Fixed mortgage rates
A fixed rate stays the same for your entire mortgage term, usually one to five years. Your payment amount never changes, which gives you predictability and peace of mind.
Pros:
- Steady payments that make budgeting easy
- Protection from future rate hikes
- Often preferred by first-time buyers
Cons:
- Usually higher than variable rates at the start
- Less flexibility to take advantage of falling rates
Variable mortgage rates
A variable rate can change whenever your lender’s prime rate moves. This means your payment or the amount going toward principal and interest may shift.
Pros:
- Lower starting rates
- Potential savings if rates drop
- Easier to switch or pay down faster with some lenders
Cons:
- Payments could rise if rates increase
- Harder to plan long-term budgets

How the rate type affects pre-approval
When lenders calculate your affordability, they use a stress test based on a qualifying rate that’s higher than your actual rate. For fixed mortgages, that’s usually the greater of 5.25% or your rate plus 2%. For variable mortgages, the same rule applies.
Even if variable rates are lower, the stress test can reduce your borrowing limit slightly compared to a fixed rate, especially if rates are volatile.
What to consider before choosing
- Your risk comfort level – Do you prefer predictable payments or potential savings?
- Market outlook – Are interest rates likely to rise or fall soon?
- Length of stay in the home – Fixed rates are ideal for stability, variable rates for flexibility.
- Prepayment options – Check if you can make extra payments or increase your monthly amount.

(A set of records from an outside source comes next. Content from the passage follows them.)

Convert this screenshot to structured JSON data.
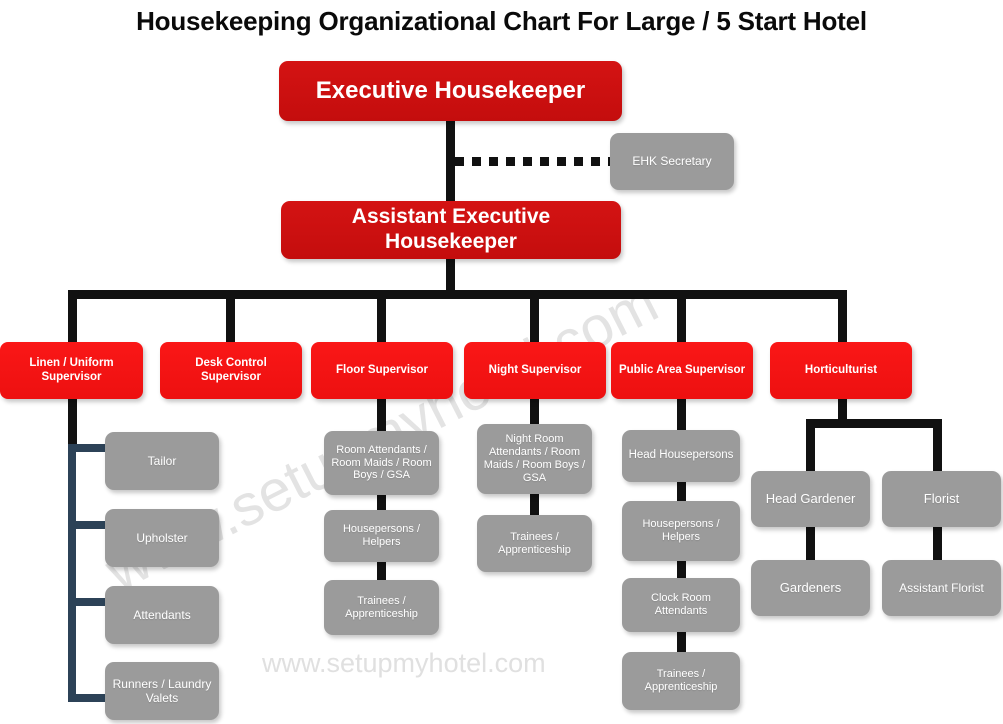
{
  "title": "Housekeeping Organizational Chart For Large / 5 Start Hotel",
  "watermark": {
    "diagonal": "www.setupmyhotel.com",
    "flat": "www.setupmyhotel.com"
  },
  "nodes": {
    "executive_housekeeper": "Executive Housekeeper",
    "ehk_secretary": "EHK Secretary",
    "assistant_executive_housekeeper": "Assistant Executive Housekeeper",
    "linen_uniform_supervisor": "Linen / Uniform Supervisor",
    "desk_control_supervisor": "Desk Control Supervisor",
    "floor_supervisor": "Floor Supervisor",
    "night_supervisor": "Night Supervisor",
    "public_area_supervisor": "Public Area Supervisor",
    "horticulturist": "Horticulturist",
    "tailor": "Tailor",
    "upholster": "Upholster",
    "attendants": "Attendants",
    "runners_laundry_valets": "Runners / Laundry Valets",
    "floor_room_attendants": "Room Attendants / Room Maids / Room Boys / GSA",
    "floor_housepersons": "Housepersons / Helpers",
    "floor_trainees": "Trainees / Apprenticeship",
    "night_room_attendants": "Night Room Attendants / Room Maids / Room Boys / GSA",
    "night_trainees": "Trainees / Apprenticeship",
    "head_housepersons": "Head Housepersons",
    "public_housepersons": "Housepersons / Helpers",
    "clock_room_attendants": "Clock Room Attendants",
    "public_trainees": "Trainees / Apprenticeship",
    "head_gardener": "Head Gardener",
    "florist": "Florist",
    "gardeners": "Gardeners",
    "assistant_florist": "Assistant Florist"
  },
  "chart_data": {
    "type": "diagram",
    "diagram_type": "organizational-chart",
    "title": "Housekeeping Organizational Chart For Large / 5 Start Hotel",
    "colors": {
      "top_level_box": "#cc1111",
      "supervisor_box": "#f41414",
      "staff_box": "#9b9b9b",
      "connector": "#111111",
      "linen_connector": "#2c4257",
      "text_on_box": "#ffffff",
      "title_text": "#0a0a0a",
      "background": "#ffffff",
      "watermark": "#e3e3e3"
    },
    "hierarchy": [
      {
        "label": "Executive Housekeeper",
        "level": 1,
        "style": "red-dark",
        "dotted_staff": [
          "EHK Secretary"
        ],
        "children": [
          {
            "label": "Assistant Executive Housekeeper",
            "level": 2,
            "style": "red-dark",
            "children": [
              {
                "label": "Linen / Uniform Supervisor",
                "level": 3,
                "style": "red-bright",
                "connector": "bracket-left",
                "children": [
                  {
                    "label": "Tailor",
                    "level": 4,
                    "style": "gray"
                  },
                  {
                    "label": "Upholster",
                    "level": 4,
                    "style": "gray"
                  },
                  {
                    "label": "Attendants",
                    "level": 4,
                    "style": "gray"
                  },
                  {
                    "label": "Runners / Laundry Valets",
                    "level": 4,
                    "style": "gray"
                  }
                ]
              },
              {
                "label": "Desk Control Supervisor",
                "level": 3,
                "style": "red-bright",
                "children": []
              },
              {
                "label": "Floor Supervisor",
                "level": 3,
                "style": "red-bright",
                "connector": "vertical-chain",
                "children": [
                  {
                    "label": "Room Attendants / Room Maids / Room Boys / GSA",
                    "level": 4,
                    "style": "gray"
                  },
                  {
                    "label": "Housepersons / Helpers",
                    "level": 5,
                    "style": "gray"
                  },
                  {
                    "label": "Trainees / Apprenticeship",
                    "level": 6,
                    "style": "gray"
                  }
                ]
              },
              {
                "label": "Night Supervisor",
                "level": 3,
                "style": "red-bright",
                "connector": "vertical-chain",
                "children": [
                  {
                    "label": "Night Room Attendants / Room Maids / Room Boys / GSA",
                    "level": 4,
                    "style": "gray"
                  },
                  {
                    "label": "Trainees / Apprenticeship",
                    "level": 5,
                    "style": "gray"
                  }
                ]
              },
              {
                "label": "Public Area Supervisor",
                "level": 3,
                "style": "red-bright",
                "connector": "vertical-chain",
                "children": [
                  {
                    "label": "Head Housepersons",
                    "level": 4,
                    "style": "gray"
                  },
                  {
                    "label": "Housepersons / Helpers",
                    "level": 5,
                    "style": "gray"
                  },
                  {
                    "label": "Clock Room Attendants",
                    "level": 6,
                    "style": "gray"
                  },
                  {
                    "label": "Trainees / Apprenticeship",
                    "level": 7,
                    "style": "gray"
                  }
                ]
              },
              {
                "label": "Horticulturist",
                "level": 3,
                "style": "red-bright",
                "connector": "split-two",
                "children": [
                  {
                    "label": "Head Gardener",
                    "level": 4,
                    "style": "gray",
                    "children": [
                      {
                        "label": "Gardeners",
                        "level": 5,
                        "style": "gray"
                      }
                    ]
                  },
                  {
                    "label": "Florist",
                    "level": 4,
                    "style": "gray",
                    "children": [
                      {
                        "label": "Assistant Florist",
                        "level": 5,
                        "style": "gray"
                      }
                    ]
                  }
                ]
              }
            ]
          }
        ]
      }
    ],
    "node_count": 26,
    "levels": 7
  }
}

Fixed or variable for 2025?
In 2025, with rates expected to trend downward from the highs of recent years, many buyers are reconsidering variable rates again. However, the best choice still depends on your personal goals and comfort level with change.
An online mortgage broker like Homewise can show you both options side by side and help you compare the long-term costs. Apply for free now to find the rate that saves you the most money.
Fixed gives you stability, variable gives you flexibility.
Key takeaway
Both fixed and variable rates can work well, but understanding how they influence your pre-approval is key. Fixed gives you stability, variable gives you flexibility. The best choice depends on your financial comfort and market expectations.
FAQs
1. Can I change my rate type after pre-approval?
Yes, if you haven’t finalized the mortgage yet. Ask your advisor to update your file.
2. Does the rate type affect my credit check?
No. Your credit check is the same regardless of rate type.
3. Which rate type do most Canadians choose?
Historically, fixed rates are more common, but variable rates gain popularity when interest rates drop.
4. Is one better for first-time buyers?
Fixed rates are usually safer for new buyers who want predictable payments.